More Senate handicapping

It seems that folks are starting to awaken to the realization that there ARE actually congressional elections this year, after all. Talking Points Memo provides this list of competitive Senate races, which you can compare with the RealClearPolitics list I mentioned here on Monday:

  • Alaska: Ted Stevens (i) vs. Mark Begich -- Leans GOP;
  • Colorado: Bob Schaffer vs. Mark Udall -- Tossup;
  • Louisiana: John Kennedy vs. Mary Landrieu (i) -- Tossup;
  • Maine: Susan Collins (i) vs. Tom Allen -- Leans GOP;
  • Minnesota: Norm Coleman (i) vs. Al Franken -- Tossup;
  • Mississippi: Roger Wicker (i) vs. Ronnie Musgrove -- Likely GOP;
  • New Hampshire: John Sununu (i) vs. Jeanne Shaheen -- Leans Dem;
  • New Mexico: TBD vs. Tom Udall -- Leans Dem;
  • Oregon: Gordon Smith (i) vs. TBD -- Leans GOP;
  • Virginia: Jim Gilmore vs. Mark Warner -- Likely Dem

    (Note: Republicans listed first; i=incumbent)

Several people commented to TPM that the race between Republican incumbent John Cornyn and Democratic challenger Rick Noriega should have been on the list, but the Lone Star State wasn't on RCP's list, either. Maybe Texans know something politicos don't ... but the politicos would never admit it.

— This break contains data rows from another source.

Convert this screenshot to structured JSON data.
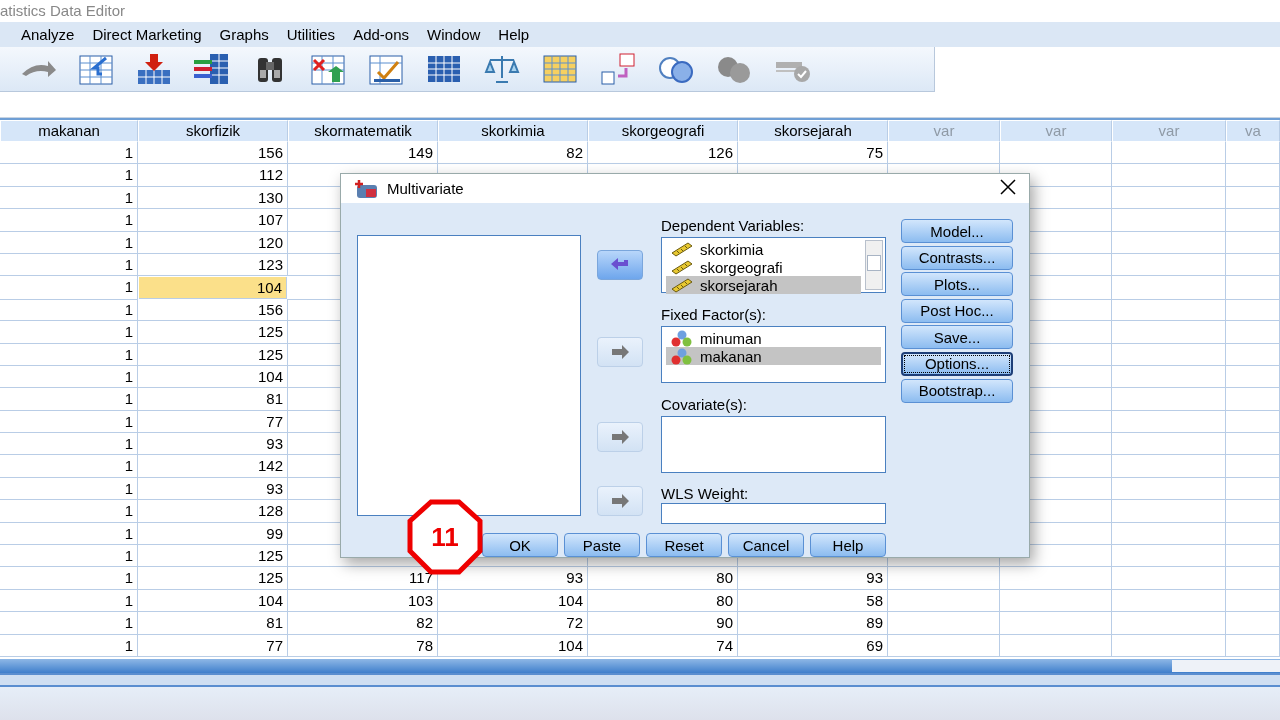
{
  "window": {
    "title": "atistics Data Editor"
  },
  "menu": [
    "Analyze",
    "Direct Marketing",
    "Graphs",
    "Utilities",
    "Add-ons",
    "Window",
    "Help"
  ],
  "grid": {
    "columns": [
      {
        "label": "makanan",
        "kind": "variable"
      },
      {
        "label": "skorfizik",
        "kind": "variable"
      },
      {
        "label": "skormatematik",
        "kind": "variable"
      },
      {
        "label": "skorkimia",
        "kind": "variable"
      },
      {
        "label": "skorgeografi",
        "kind": "variable"
      },
      {
        "label": "skorsejarah",
        "kind": "variable"
      },
      {
        "label": "var",
        "kind": "empty"
      },
      {
        "label": "var",
        "kind": "empty"
      },
      {
        "label": "var",
        "kind": "empty"
      },
      {
        "label": "va",
        "kind": "empty"
      }
    ],
    "rows": [
      {
        "cells": [
          {
            "text": "1",
            "selected": false
          },
          {
            "text": "156",
            "selected": false
          },
          {
            "text": "149",
            "selected": false
          },
          {
            "text": "82",
            "selected": false
          },
          {
            "text": "126",
            "selected": false
          },
          {
            "text": "75",
            "selected": false
          }
        ]
      },
      {
        "cells": [
          {
            "text": "1",
            "selected": false
          },
          {
            "text": "112",
            "selected": false
          }
        ]
      },
      {
        "cells": [
          {
            "text": "1",
            "selected": false
          },
          {
            "text": "130",
            "selected": false
          }
        ]
      },
      {
        "cells": [
          {
            "text": "1",
            "selected": false
          },
          {
            "text": "107",
            "selected": false
          }
        ]
      },
      {
        "cells": [
          {
            "text": "1",
            "selected": false
          },
          {
            "text": "120",
            "selected": false
          }
        ]
      },
      {
        "cells": [
          {
            "text": "1",
            "selected": false
          },
          {
            "text": "123",
            "selected": false
          }
        ]
      },
      {
        "cells": [
          {
            "text": "1",
            "selected": false
          },
          {
            "text": "104",
            "selected": true
          }
        ]
      },
      {
        "cells": [
          {
            "text": "1",
            "selected": false
          },
          {
            "text": "156",
            "selected": false
          }
        ]
      },
      {
        "cells": [
          {
            "text": "1",
            "selected": false
          },
          {
            "text": "125",
            "selected": false
          }
        ]
      },
      {
        "cells": [
          {
            "text": "1",
            "selected": false
          },
          {
            "text": "125",
            "selected": false
          }
        ]
      },
      {
        "cells": [
          {
            "text": "1",
            "selected": false
          },
          {
            "text": "104",
            "selected": false
          }
        ]
      },
      {
        "cells": [
          {
            "text": "1",
            "selected": false
          },
          {
            "text": "81",
            "selected": false
          }
        ]
      },
      {
        "cells": [
          {
            "text": "1",
            "selected": false
          },
          {
            "text": "77",
            "selected": false
          }
        ]
      },
      {
        "cells": [
          {
            "text": "1",
            "selected": false
          },
          {
            "text": "93",
            "selected": false
          }
        ]
      },
      {
        "cells": [
          {
            "text": "1",
            "selected": false
          },
          {
            "text": "142",
            "selected": false
          }
        ]
      },
      {
        "cells": [
          {
            "text": "1",
            "selected": false
          },
          {
            "text": "93",
            "selected": false
          }
        ]
      },
      {
        "cells": [
          {
            "text": "1",
            "selected": false
          },
          {
            "text": "128",
            "selected": false
          }
        ]
      },
      {
        "cells": [
          {
            "text": "1",
            "selected": false
          },
          {
            "text": "99",
            "selected": false
          }
        ]
      },
      {
        "cells": [
          {
            "text": "1",
            "selected": false
          },
          {
            "text": "125",
            "selected": false
          }
        ]
      },
      {
        "cells": [
          {
            "text": "1",
            "selected": false
          },
          {
            "text": "125",
            "selected": false
          },
          {
            "text": "117",
            "selected": false
          },
          {
            "text": "93",
            "selected": false
          },
          {
            "text": "80",
            "selected": false
          },
          {
            "text": "93",
            "selected": false
          }
        ]
      },
      {
        "cells": [
          {
            "text": "1",
            "selected": false
          },
          {
            "text": "104",
            "selected": false
          },
          {
            "text": "103",
            "selected": false
          },
          {
            "text": "104",
            "selected": false
          },
          {
            "text": "80",
            "selected": false
          },
          {
            "text": "58",
            "selected": false
          }
        ]
      },
      {
        "cells": [
          {
            "text": "1",
            "selected": false
          },
          {
            "text": "81",
            "selected": false
          },
          {
            "text": "82",
            "selected": false
          },
          {
            "text": "72",
            "selected": false
          },
          {
            "text": "90",
            "selected": false
          },
          {
            "text": "89",
            "selected": false
          }
        ]
      },
      {
        "cells": [
          {
            "text": "1",
            "selected": false
          },
          {
            "text": "77",
            "selected": false
          },
          {
            "text": "78",
            "selected": false
          },
          {
            "text": "104",
            "selected": false
          },
          {
            "text": "74",
            "selected": false
          },
          {
            "text": "69",
            "selected": false
          }
        ]
      }
    ]
  },
  "dialog": {
    "title": "Multivariate",
    "arrow_buttons": [
      {
        "disabled": false
      },
      {
        "disabled": true
      },
      {
        "disabled": true
      },
      {
        "disabled": true
      }
    ],
    "dependent_label": "Dependent Variables:",
    "dependent_items": [
      {
        "label": "skorkimia",
        "kind": "scale",
        "selected": false
      },
      {
        "label": "skorgeografi",
        "kind": "scale",
        "selected": false
      },
      {
        "label": "skorsejarah",
        "kind": "scale",
        "selected": true
      }
    ],
    "factor_label": "Fixed Factor(s):",
    "factor_items": [
      {
        "label": "minuman",
        "kind": "nominal",
        "selected": false
      },
      {
        "label": "makanan",
        "kind": "nominal",
        "selected": true
      }
    ],
    "covariate_label": "Covariate(s):",
    "wls_label": "WLS Weight:",
    "side_buttons": [
      {
        "label": "Model...",
        "focused": false
      },
      {
        "label": "Contrasts...",
        "focused": false
      },
      {
        "label": "Plots...",
        "focused": false
      },
      {
        "label": "Post Hoc...",
        "focused": false
      },
      {
        "label": "Save...",
        "focused": false
      },
      {
        "label": "Options...",
        "focused": true
      },
      {
        "label": "Bootstrap...",
        "focused": false
      }
    ],
    "bottom_buttons": [
      "OK",
      "Paste",
      "Reset",
      "Cancel",
      "Help"
    ]
  },
  "annotation": {
    "label": "11"
  }
}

In looking at this list, I would add that it's an understatement to say that races where one party hasn't yet designated a candidate "lean" toward the party that has. It's hard to be competitive when you don't have a name, a face and a platform to promote -- and a background to defend.

Also, as I said the other day, the number of these races that could go Democratic and what that would mean for Senate procedure is what has national Democratic leaders dizzy with nervousness over the continuing, and increasingly contentious, battle between Hillary Clinton and Barack Obama for the presidential nomination:

Notice a trend? Republicans are in trouble. This is one of the underlying issues for Democrats who want to avoid a nasty, divisive floor fight between supporters of Hillary Clinton and Barack Obama at the party's convention in August: They know that if they can only keep from wandering in the desert of internecine party dissent, chances are good that they will reach the 60 members that will comprise a supermajority -- the Senate's promised land.